The Catholic scientist regretted that frontline health workers who have put their lives on the line to care for the patients infected with the coronavirus also have their share of the stigma, with some of them being referred to as coronavirus hunters.
Mr. Ametorwo averred that although so much education and publicity are in the public space admonishing people not to discriminate and stigmatize, a lot still needs to be done to help people come to terms with such education.
“The HIV stigmatization has not died down yet, and now the nation is faced with yet another deadly virus, which has already attracted so much stigmatization within a short time,” the Catholic scientist bemoaned.
The social behavior scientist advised that psychological interventions should not be overlooked when measures are being put in place and implemented in response to the coronavirus outbreak and called on the public not to stigmatize people affected with COVID-19.

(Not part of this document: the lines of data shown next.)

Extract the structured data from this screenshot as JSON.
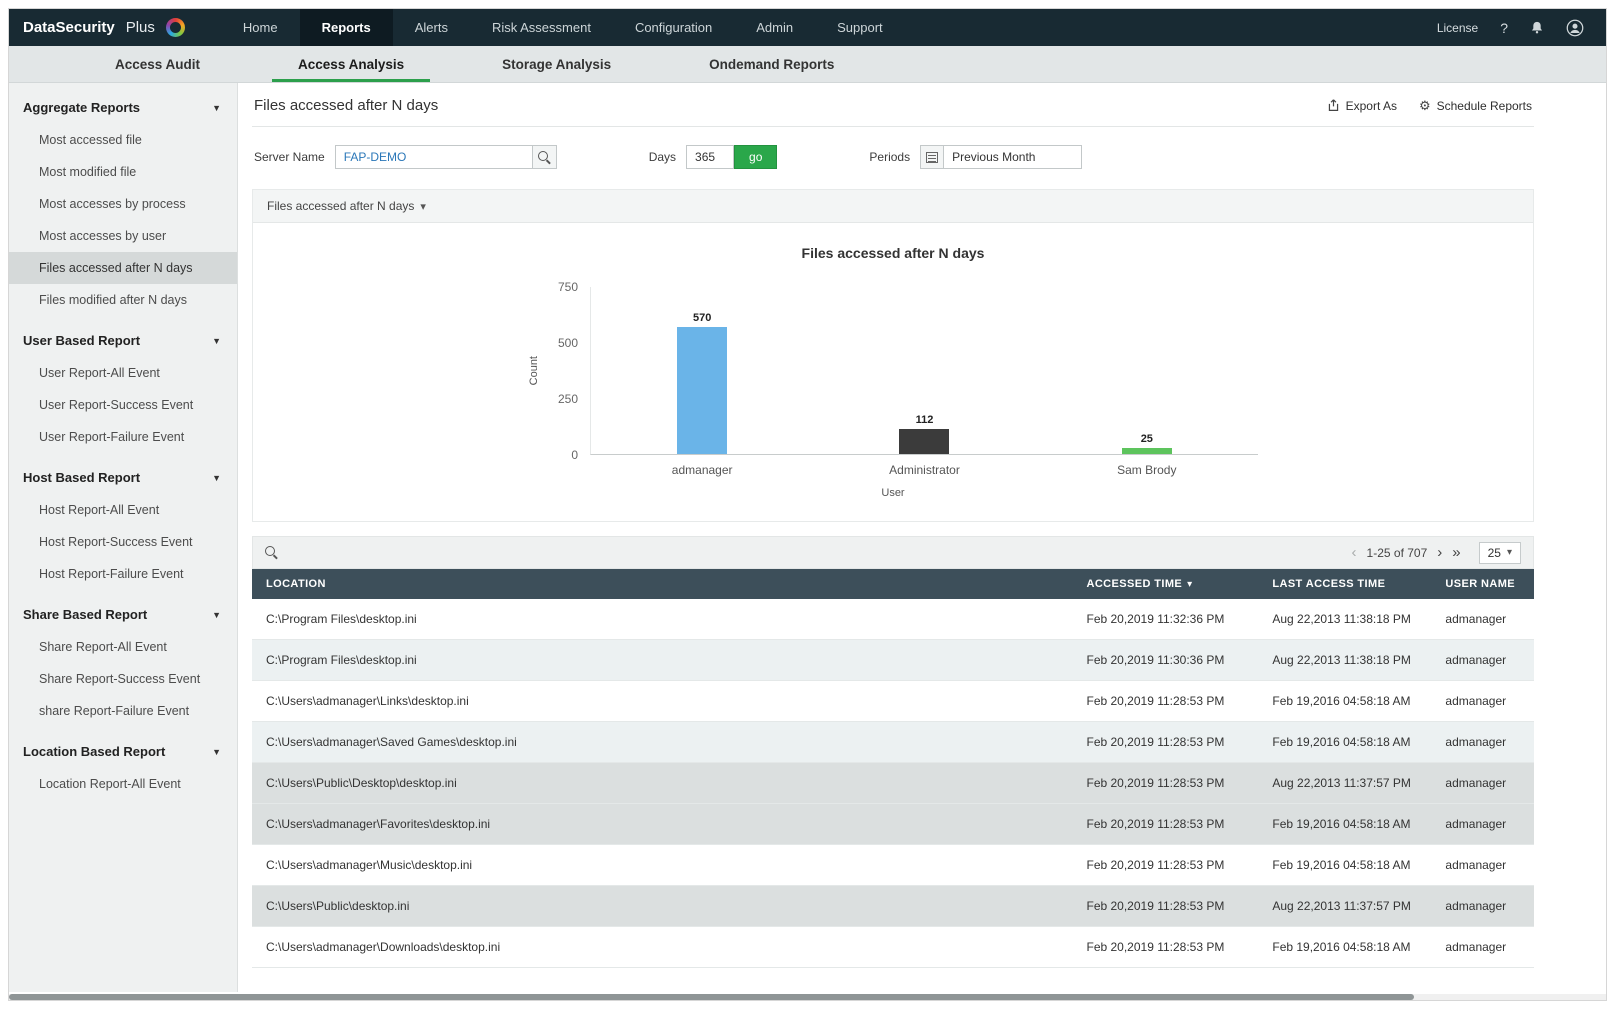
{
  "navbar": {
    "brand_primary": "DataSecurity",
    "brand_secondary": "Plus",
    "items": [
      {
        "label": "Home"
      },
      {
        "label": "Reports",
        "active": true
      },
      {
        "label": "Alerts"
      },
      {
        "label": "Risk Assessment"
      },
      {
        "label": "Configuration"
      },
      {
        "label": "Admin"
      },
      {
        "label": "Support"
      }
    ],
    "license_label": "License",
    "help_label": "?"
  },
  "tabs": [
    {
      "label": "Access Audit"
    },
    {
      "label": "Access Analysis",
      "active": true
    },
    {
      "label": "Storage Analysis"
    },
    {
      "label": "Ondemand Reports"
    }
  ],
  "sidebar": {
    "entries": [
      {
        "label": "Aggregate Reports",
        "section": true
      },
      {
        "label": "Most accessed file"
      },
      {
        "label": "Most modified file"
      },
      {
        "label": "Most accesses by process"
      },
      {
        "label": "Most accesses by user"
      },
      {
        "label": "Files accessed after N days",
        "selected": true
      },
      {
        "label": "Files modified after N days"
      },
      {
        "label": "User Based Report",
        "section": true
      },
      {
        "label": "User Report-All Event"
      },
      {
        "label": "User Report-Success Event"
      },
      {
        "label": "User Report-Failure Event"
      },
      {
        "label": "Host Based Report",
        "section": true
      },
      {
        "label": "Host Report-All Event"
      },
      {
        "label": "Host Report-Success Event"
      },
      {
        "label": "Host Report-Failure Event"
      },
      {
        "label": "Share Based Report",
        "section": true
      },
      {
        "label": "Share Report-All Event"
      },
      {
        "label": "Share Report-Success Event"
      },
      {
        "label": "share Report-Failure Event"
      },
      {
        "label": "Location Based Report",
        "section": true
      },
      {
        "label": "Location Report-All Event"
      }
    ]
  },
  "page_header": {
    "title": "Files accessed after N days",
    "export_label": "Export As",
    "schedule_label": "Schedule Reports"
  },
  "filters": {
    "server_label": "Server Name",
    "server_value": "FAP-DEMO",
    "days_label": "Days",
    "days_value": "365",
    "go_label": "go",
    "periods_label": "Periods",
    "periods_value": "Previous Month"
  },
  "chart_data": {
    "type": "bar",
    "selector_label": "Files accessed after N days",
    "title": "Files accessed after N days",
    "categories": [
      "admanager",
      "Administrator",
      "Sam Brody"
    ],
    "values": [
      570,
      112,
      25
    ],
    "colors": [
      "#6ab4e8",
      "#3b3b3b",
      "#5dc45d"
    ],
    "xlabel": "User",
    "ylabel": "Count",
    "ylim": [
      0,
      750
    ],
    "yticks": [
      0,
      250,
      500,
      750
    ],
    "legend": "none",
    "grid": false
  },
  "table": {
    "toolbar": {
      "range": "1-25 of 707",
      "page_size": "25"
    },
    "columns": [
      {
        "label": "LOCATION"
      },
      {
        "label": "ACCESSED TIME",
        "sorted": true
      },
      {
        "label": "LAST ACCESS TIME"
      },
      {
        "label": "USER NAME"
      }
    ],
    "rows": [
      {
        "location": "C:\\Program Files\\desktop.ini",
        "accessed": "Feb 20,2019 11:32:36 PM",
        "last_access": "Aug 22,2013 11:38:18 PM",
        "user": "admanager"
      },
      {
        "location": "C:\\Program Files\\desktop.ini",
        "accessed": "Feb 20,2019 11:30:36 PM",
        "last_access": "Aug 22,2013 11:38:18 PM",
        "user": "admanager"
      },
      {
        "location": "C:\\Users\\admanager\\Links\\desktop.ini",
        "accessed": "Feb 20,2019 11:28:53 PM",
        "last_access": "Feb 19,2016 04:58:18 AM",
        "user": "admanager"
      },
      {
        "location": "C:\\Users\\admanager\\Saved Games\\desktop.ini",
        "accessed": "Feb 20,2019 11:28:53 PM",
        "last_access": "Feb 19,2016 04:58:18 AM",
        "user": "admanager"
      },
      {
        "location": "C:\\Users\\Public\\Desktop\\desktop.ini",
        "accessed": "Feb 20,2019 11:28:53 PM",
        "last_access": "Aug 22,2013 11:37:57 PM",
        "user": "admanager"
      },
      {
        "location": "C:\\Users\\admanager\\Favorites\\desktop.ini",
        "accessed": "Feb 20,2019 11:28:53 PM",
        "last_access": "Feb 19,2016 04:58:18 AM",
        "user": "admanager"
      },
      {
        "location": "C:\\Users\\admanager\\Music\\desktop.ini",
        "accessed": "Feb 20,2019 11:28:53 PM",
        "last_access": "Feb 19,2016 04:58:18 AM",
        "user": "admanager"
      },
      {
        "location": "C:\\Users\\Public\\desktop.ini",
        "accessed": "Feb 20,2019 11:28:53 PM",
        "last_access": "Aug 22,2013 11:37:57 PM",
        "user": "admanager"
      },
      {
        "location": "C:\\Users\\admanager\\Downloads\\desktop.ini",
        "accessed": "Feb 20,2019 11:28:53 PM",
        "last_access": "Feb 19,2016 04:58:18 AM",
        "user": "admanager"
      }
    ]
  }
}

He urged all not to panic, maintaining that COVID-19 “is not a death sentence.”
“Stigmatization is one of the major challenges in the battle against COVID-19 in Ghana. The necessary state agencies, together with the media need to collaborate more effectively and strategically in educating, educating, and educating,” he emphasized.
Mr. Ametorwo insisted that winning the battle against the pandemic required concerted efforts of health care providers, government, religious bodies, traditional rulers, and individuals.
“We need to work together to support the needs of individuals who are quarantined and isolated as they seek to transition to their homes to continue their therapy,” he said.